Surface-wave pulse routing around sharp corners

TL;DR

This paper demonstrates a simple metallic cylinder array that acts as a surface-wave photonic crystal, enabling near-perfect guiding of surface waves around sharp corners without back-scattering or radiation, with applications in splitting and resonators.

Contribution

It introduces a novel photonic structure that allows surface waves to navigate ultra-sharp corners and splitters with minimal loss, overcoming fundamental wave-mismatch challenges.

Findings

Near-perfect transmission of surface waves around sharp corners.

Efficient T-shaped splitter for surface waves.

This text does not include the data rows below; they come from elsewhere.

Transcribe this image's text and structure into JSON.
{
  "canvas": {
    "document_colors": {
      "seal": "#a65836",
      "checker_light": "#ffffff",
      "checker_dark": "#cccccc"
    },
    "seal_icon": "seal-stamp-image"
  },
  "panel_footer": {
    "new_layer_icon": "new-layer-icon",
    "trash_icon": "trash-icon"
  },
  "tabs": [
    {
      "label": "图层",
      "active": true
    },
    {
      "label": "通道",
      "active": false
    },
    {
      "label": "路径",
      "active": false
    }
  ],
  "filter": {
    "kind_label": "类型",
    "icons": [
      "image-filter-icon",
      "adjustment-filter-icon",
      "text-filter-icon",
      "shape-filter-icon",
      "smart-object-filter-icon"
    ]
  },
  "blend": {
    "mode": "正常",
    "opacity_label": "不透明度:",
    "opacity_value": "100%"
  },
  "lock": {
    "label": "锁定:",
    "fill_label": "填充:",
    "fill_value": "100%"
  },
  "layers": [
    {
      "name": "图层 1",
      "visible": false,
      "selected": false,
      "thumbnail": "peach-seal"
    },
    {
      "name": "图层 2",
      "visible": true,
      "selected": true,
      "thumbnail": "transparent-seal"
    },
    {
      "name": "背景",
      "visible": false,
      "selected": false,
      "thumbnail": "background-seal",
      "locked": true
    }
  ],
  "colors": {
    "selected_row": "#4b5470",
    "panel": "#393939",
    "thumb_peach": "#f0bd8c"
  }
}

High-Q plasmonic open resonator achieved.

Abstract

The ability to perfectly guide surface electromagnetic waves around ultra-sharp corners without back-scattering and radiation is in great demand for various photonic and plasmonic applications. This is fundamentally difficult to realize because of the dramatic momentum mismatch and wave nature of radiation at the sharp corners. Here we experimentally demonstrate that a simple photonic structure, a periodic square array of metallic cylinders standing on a metal surface, can behaves as a surface-wave photonic crystal with complete photonic band gap to overcome this bottleneck simply. A line-defect waveguide can support and guide surface waves around ultra-sharp corners without perceptible radiation and reflection, achieving almost perfect transmission efficiency in a broad frequency range. We also demonstrate an ideal T-shaped splitter to split input surface waves equally into two arms and a square radiation-suppressed plasmonic open resonator with high quality factors by simply inducing line-defects in this fully open surface-wave photonic crystal.